Im a beginer trapper and i was wondering if someone could tell me how to make a dirt hole set. any info would be helpful. Thanks


----------



## blowefosho (Jan 29, 2008)

im new to trappin too and have learned a lot this fall/winter so far with help from the guys on here. to my knowledge a dirt hole set is basically this...dig a decent size hole to stash your bait in (deep enough to where the critter has to get his snout in the hole to get it out) make sure the hole is against a backing such as a tree, bush, log etc.. so the animal has to come from one direction to get to the bait. set the trap no more then a foot or so in front of the hole you dug. make sure the trap is hidden obviously by sifting dirt over it, putting leaves over it etc.. you can use logs or dirt to help guide them right to where you want them to step towards the trap and bait( granted dont be too obvious with the log placement making it look unnatraul). look on youtube also they have some decent how to videos on there


----------



## mat (Nov 23, 2008)

thanks a lot and by the way what animals do you trap.


----------



## blowefosho (Jan 29, 2008)

well ive been targeting fox and coyote primarily. i had some luck actually and got my first coyote a couple days ago (i started trapping about a month or two ago, it took me that long to finally get one!). other than that i caught a opposum once and thats it. so dont give up!


----------



## sixgunslinger (Mar 2, 2008)

mat, what animal are you after?


----------



## mat (Nov 23, 2008)

**** but fox and coyote too. **** are very greasy but i`m after them because they`re a lot more common.


----------



## mat (Nov 23, 2008)

congrat`s that`s a nice coyote


----------



## blowefosho (Jan 29, 2008)

thanks man. it the best feeling when you finally get your first


----------



## mat (Nov 23, 2008)

when you caught the coyote.

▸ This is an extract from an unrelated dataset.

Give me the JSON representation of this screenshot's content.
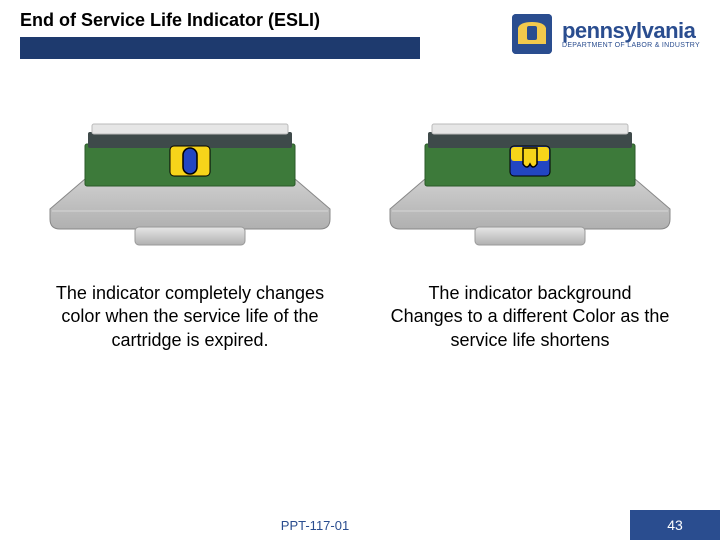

What bait did you use? Where did you set the trap? And what trap did you use?


----------



## blowefosho (Jan 29, 2008)

the trap was probably a foot in front of the hole and i used beaver fat and meat for the bait. the trap im using is a victor foothold thats over 25 years old i think haha. my father trapped with it i believe


----------



## mat (Nov 23, 2008)

thanks, I use victor footholds to.


----------